In the days since Justice Scalia's untimely passing, pundits and scholars have been using the history of Supreme Court nominations and confirmations to make their chosen political point - either that the Senate should or should not confirm a Supreme Court nominee in an Election Year.
These are the simple facts regarding Supreme Court nominations and confirmations in Election Years since the Civil War:
- The last justice confirmed during an Election Year to a vacancy that arose in that year was Justice Cardozo in 1932. When President Hoover nominated Justice Cardozo, he nominated a person of the opposite party.
- The last justice confirmed during an Election Year to a vacancy that arose in that year when the Presidency and the Senate were held by different parties was Justice Fuller in 1888.
- The last justice confirmed during an Election Year to a vacancy that arose in the year prior was Justice Kennedy in 1988. Justice Kennedy was the third nominee to the vacancy.
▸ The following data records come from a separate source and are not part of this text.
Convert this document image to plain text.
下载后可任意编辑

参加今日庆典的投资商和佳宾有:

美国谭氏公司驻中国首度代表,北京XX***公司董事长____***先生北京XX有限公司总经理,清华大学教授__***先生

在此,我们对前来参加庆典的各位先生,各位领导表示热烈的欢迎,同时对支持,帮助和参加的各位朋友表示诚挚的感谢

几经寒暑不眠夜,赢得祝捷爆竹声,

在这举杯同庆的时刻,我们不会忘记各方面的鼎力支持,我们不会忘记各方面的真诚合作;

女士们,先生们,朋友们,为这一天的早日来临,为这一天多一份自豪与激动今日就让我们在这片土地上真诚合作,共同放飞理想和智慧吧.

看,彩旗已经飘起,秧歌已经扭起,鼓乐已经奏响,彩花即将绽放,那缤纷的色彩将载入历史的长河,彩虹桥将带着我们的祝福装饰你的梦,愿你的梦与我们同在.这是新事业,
If not for the delay caused by the unprecedented obstruction of President Reagan's first nominee, Judge Robert Bork, the vacancy almost surely would have been filled in 1987.
Prior to 1916, the confirmation process was vastly different from today's extended and highly publicized process. Confirmation hearings were not regularly held, and nominees were frequently confirmed by a voice vote.
Reviewing the actual historical facts in modern judicial confirmations presents a clear picture of Supreme Court nominees not being confirmed in an Election Year to vacancies that occurred in that year.